Great videos! One idea here...Your cable weight is all the way at the back, which causes the rear motors to spin up faster than the front ones to maintain level flight. This is causing more amp draw to those motors, (watts) and therefore, is less efficient. Moving the weight of the cable to cg should distribute the load equally on all four motors and give you better efficiency as well as more agile flight characteristics imho.
I've contemplated a project like this I think the answer would be to use a high voltage source and tether and drop the voltage and increase the current on the drone only problem is that step down converter would be heavy also if it could be light and efficient the HV tether could be quite light
I think what you meant to say was putting the two 20 gauge wires would essentially be a 10 gauge wire? Running wire in parallel is extremely inefficient... Two 20 gauge wires in parallel is closer to 17 maybe 16.5 gauge
That's very true. It didn't work at all, What I am working on now is to step up the DC into high frequency and voltage AC then back down to DC on the copter end. The other Idea I have is to run 2 ESC's in series and those 2 in parallel so that I could essentially give it 8S power. Higher Voltage = lower current. Let's see.
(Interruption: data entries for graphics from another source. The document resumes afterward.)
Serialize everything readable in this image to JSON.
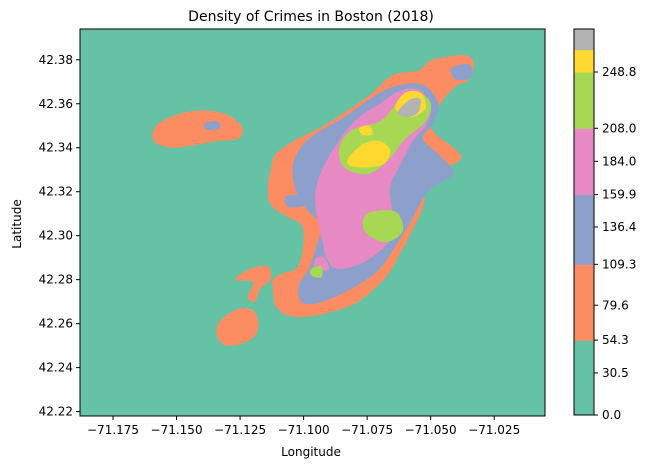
{
  "chart_data": {
    "type": "contourf",
    "title": "Density of Crimes in Boston (2018)",
    "xlabel": "Longitude",
    "ylabel": "Latitude",
    "xlim": [
      -71.188,
      -71.005
    ],
    "ylim": [
      42.218,
      42.394
    ],
    "x_ticks": [
      -71.175,
      -71.15,
      -71.125,
      -71.1,
      -71.075,
      -71.05,
      -71.025
    ],
    "x_tick_labels": [
      "−71.175",
      "−71.150",
      "−71.125",
      "−71.100",
      "−71.075",
      "−71.050",
      "−71.025"
    ],
    "y_ticks": [
      42.24,
      42.26,
      42.28,
      42.3,
      42.32,
      42.34,
      42.36,
      42.38,
      42.22
    ],
    "y_tick_labels": [
      "42.24",
      "42.26",
      "42.28",
      "42.30",
      "42.32",
      "42.34",
      "42.36",
      "42.38",
      "42.22"
    ],
    "grid": false,
    "colormap": "Set2",
    "levels": [
      0.0,
      30.5,
      54.3,
      79.6,
      109.3,
      136.4,
      159.9,
      184.0,
      208.0,
      248.8,
      265.0,
      280.0
    ],
    "level_colors": [
      "#66c2a5",
      "#66c2a5",
      "#fc8d62",
      "#fc8d62",
      "#8da0cb",
      "#8da0cb",
      "#e78ac3",
      "#e78ac3",
      "#a6d854",
      "#ffd92f",
      "#b3b3b3"
    ],
    "colorbar_ticks": [
      0.0,
      30.5,
      54.3,
      79.6,
      109.3,
      136.4,
      159.9,
      184.0,
      208.0,
      248.8
    ],
    "colorbar_tick_labels": [
      "0.0",
      "30.5",
      "54.3",
      "79.6",
      "109.3",
      "136.4",
      "159.9",
      "184.0",
      "208.0",
      "248.8"
    ],
    "regions": [
      {
        "level": 1,
        "color": "#fc8d62",
        "points": [
          [
            -71.074,
            42.364
          ],
          [
            -71.065,
            42.373
          ],
          [
            -71.055,
            42.375
          ],
          [
            -71.051,
            42.379
          ],
          [
            -71.046,
            42.381
          ],
          [
            -71.036,
            42.382
          ],
          [
            -71.033,
            42.378
          ],
          [
            -71.035,
            42.371
          ],
          [
            -71.04,
            42.368
          ],
          [
            -71.045,
            42.362
          ],
          [
            -71.048,
            42.356
          ],
          [
            -71.05,
            42.35
          ],
          [
            -71.047,
            42.345
          ],
          [
            -71.042,
            42.341
          ],
          [
            -71.038,
            42.336
          ],
          [
            -71.04,
            42.333
          ],
          [
            -71.045,
            42.331
          ],
          [
            -71.05,
            42.329
          ],
          [
            -71.052,
            42.322
          ],
          [
            -71.053,
            42.313
          ],
          [
            -71.057,
            42.303
          ],
          [
            -71.062,
            42.292
          ],
          [
            -71.067,
            42.282
          ],
          [
            -71.073,
            42.275
          ],
          [
            -71.08,
            42.269
          ],
          [
            -71.09,
            42.265
          ],
          [
            -71.1,
            42.263
          ],
          [
            -71.107,
            42.264
          ],
          [
            -71.111,
            42.268
          ],
          [
            -71.112,
            42.274
          ],
          [
            -71.112,
            42.28
          ],
          [
            -71.108,
            42.283
          ],
          [
            -71.103,
            42.285
          ],
          [
            -71.101,
            42.29
          ],
          [
            -71.1,
            42.298
          ],
          [
            -71.101,
            42.305
          ],
          [
            -71.107,
            42.309
          ],
          [
            -71.113,
            42.314
          ],
          [
            -71.114,
            42.322
          ],
          [
            -71.113,
            42.33
          ],
          [
            -71.111,
            42.337
          ],
          [
            -71.104,
            42.343
          ],
          [
            -71.097,
            42.347
          ],
          [
            -71.088,
            42.353
          ]
        ]
      },
      {
        "level": 1,
        "color": "#fc8d62",
        "points": [
          [
            -71.158,
            42.35
          ],
          [
            -71.15,
            42.355
          ],
          [
            -71.14,
            42.357
          ],
          [
            -71.13,
            42.355
          ],
          [
            -71.124,
            42.349
          ],
          [
            -71.126,
            42.344
          ],
          [
            -71.134,
            42.343
          ],
          [
            -71.144,
            42.341
          ],
          [
            -71.152,
            42.34
          ],
          [
            -71.159,
            42.343
          ]
        ]
      },
      {
        "level": 1,
        "color": "#fc8d62",
        "points": [
          [
            -71.127,
            42.28
          ],
          [
            -71.121,
            42.285
          ],
          [
            -71.114,
            42.286
          ],
          [
            -71.113,
            42.28
          ],
          [
            -71.117,
            42.276
          ],
          [
            -71.119,
            42.27
          ],
          [
            -71.122,
            42.272
          ],
          [
            -71.12,
            42.279
          ]
        ]
      },
      {
        "level": 1,
        "color": "#fc8d62",
        "points": [
          [
            -71.133,
            42.261
          ],
          [
            -71.125,
            42.267
          ],
          [
            -71.119,
            42.265
          ],
          [
            -71.118,
            42.257
          ],
          [
            -71.122,
            42.252
          ],
          [
            -71.13,
            42.25
          ],
          [
            -71.134,
            42.254
          ]
        ]
      },
      {
        "level": 2,
        "color": "#8da0cb",
        "points": [
          [
            -71.084,
            42.354
          ],
          [
            -71.07,
            42.365
          ],
          [
            -71.06,
            42.369
          ],
          [
            -71.052,
            42.368
          ],
          [
            -71.047,
            42.36
          ],
          [
            -71.049,
            42.351
          ],
          [
            -71.053,
            42.344
          ],
          [
            -71.045,
            42.335
          ],
          [
            -71.041,
            42.328
          ],
          [
            -71.048,
            42.323
          ],
          [
            -71.053,
            42.317
          ],
          [
            -71.058,
            42.306
          ],
          [
            -71.064,
            42.295
          ],
          [
            -71.07,
            42.285
          ],
          [
            -71.078,
            42.278
          ],
          [
            -71.088,
            42.272
          ],
          [
            -71.096,
            42.269
          ],
          [
            -71.101,
            42.27
          ],
          [
            -71.102,
            42.277
          ],
          [
            -71.098,
            42.285
          ],
          [
            -71.095,
            42.295
          ],
          [
            -71.093,
            42.305
          ],
          [
            -71.098,
            42.311
          ],
          [
            -71.103,
            42.32
          ],
          [
            -71.104,
            42.333
          ],
          [
            -71.098,
            42.344
          ]
        ]
      },
      {
        "level": 2,
        "color": "#8da0cb",
        "points": [
          [
            -71.042,
            42.376
          ],
          [
            -71.035,
            42.378
          ],
          [
            -71.034,
            42.372
          ],
          [
            -71.04,
            42.371
          ]
        ]
      },
      {
        "level": 2,
        "color": "#8da0cb",
        "points": [
          [
            -71.139,
            42.351
          ],
          [
            -71.134,
            42.352
          ],
          [
            -71.133,
            42.349
          ],
          [
            -71.138,
            42.348
          ]
        ]
      },
      {
        "level": 2,
        "color": "#8da0cb",
        "points": [
          [
            -71.107,
            42.318
          ],
          [
            -71.1,
            42.318
          ],
          [
            -71.099,
            42.314
          ],
          [
            -71.106,
            42.313
          ]
        ]
      },
      {
        "level": 3,
        "color": "#e78ac3",
        "points": [
          [
            -71.08,
            42.352
          ],
          [
            -71.07,
            42.36
          ],
          [
            -71.062,
            42.366
          ],
          [
            -71.054,
            42.366
          ],
          [
            -71.05,
            42.358
          ],
          [
            -71.052,
            42.35
          ],
          [
            -71.057,
            42.343
          ],
          [
            -71.062,
            42.332
          ],
          [
            -71.066,
            42.322
          ],
          [
            -71.065,
            42.31
          ],
          [
            -71.065,
            42.3
          ],
          [
            -71.07,
            42.293
          ],
          [
            -71.078,
            42.287
          ],
          [
            -71.087,
            42.285
          ],
          [
            -71.091,
            42.29
          ],
          [
            -71.093,
            42.3
          ],
          [
            -71.095,
            42.31
          ],
          [
            -71.095,
            42.322
          ],
          [
            -71.09,
            42.336
          ]
        ]
      },
      {
        "level": 3,
        "color": "#e78ac3",
        "points": [
          [
            -71.096,
            42.286
          ],
          [
            -71.094,
            42.284
          ],
          [
            -71.09,
            42.285
          ],
          [
            -71.092,
            42.29
          ],
          [
            -71.095,
            42.29
          ]
        ]
      },
      {
        "level": 4,
        "color": "#a6d854",
        "points": [
          [
            -71.081,
            42.348
          ],
          [
            -71.07,
            42.352
          ],
          [
            -71.063,
            42.36
          ],
          [
            -71.055,
            42.365
          ],
          [
            -71.05,
            42.36
          ],
          [
            -71.052,
            42.352
          ],
          [
            -71.06,
            42.344
          ],
          [
            -71.067,
            42.334
          ],
          [
            -71.075,
            42.328
          ],
          [
            -71.084,
            42.331
          ],
          [
            -71.086,
            42.34
          ]
        ]
      },
      {
        "level": 4,
        "color": "#a6d854",
        "points": [
          [
            -71.075,
            42.31
          ],
          [
            -71.064,
            42.311
          ],
          [
            -71.061,
            42.302
          ],
          [
            -71.068,
            42.297
          ],
          [
            -71.076,
            42.302
          ]
        ]
      },
      {
        "level": 4,
        "color": "#a6d854",
        "points": [
          [
            -71.097,
            42.285
          ],
          [
            -71.093,
            42.286
          ],
          [
            -71.093,
            42.281
          ],
          [
            -71.097,
            42.282
          ]
        ]
      },
      {
        "level": 5,
        "color": "#ffd92f",
        "points": [
          [
            -71.082,
            42.336
          ],
          [
            -71.076,
            42.342
          ],
          [
            -71.07,
            42.343
          ],
          [
            -71.066,
            42.339
          ],
          [
            -71.068,
            42.333
          ],
          [
            -71.075,
            42.331
          ],
          [
            -71.082,
            42.332
          ]
        ]
      },
      {
        "level": 5,
        "color": "#ffd92f",
        "points": [
          [
            -71.064,
            42.358
          ],
          [
            -71.06,
            42.365
          ],
          [
            -71.054,
            42.365
          ],
          [
            -71.052,
            42.358
          ],
          [
            -71.058,
            42.354
          ]
        ]
      },
      {
        "level": 5,
        "color": "#ffd92f",
        "points": [
          [
            -71.078,
            42.349
          ],
          [
            -71.074,
            42.35
          ],
          [
            -71.073,
            42.346
          ],
          [
            -71.077,
            42.346
          ]
        ]
      },
      {
        "level": 6,
        "color": "#b3b3b3",
        "points": [
          [
            -71.063,
            42.356
          ],
          [
            -71.058,
            42.362
          ],
          [
            -71.054,
            42.362
          ],
          [
            -71.055,
            42.356
          ],
          [
            -71.059,
            42.354
          ]
        ]
      }
    ]
  }
}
So basically, you ended up with a 32 foot piece of wire connected to x? amount of batteries wired in parallel ? Your first part also showed a stack of batteries, but you didn't show how they were connected together for a ground-to-air power supply. A third part video to this project would have be really nice to see.
Hey, Yeah it was a straight power wire up to the drone from a stack of parallel batteries on the ground so that I still had the 16.4V of a single 4S battery.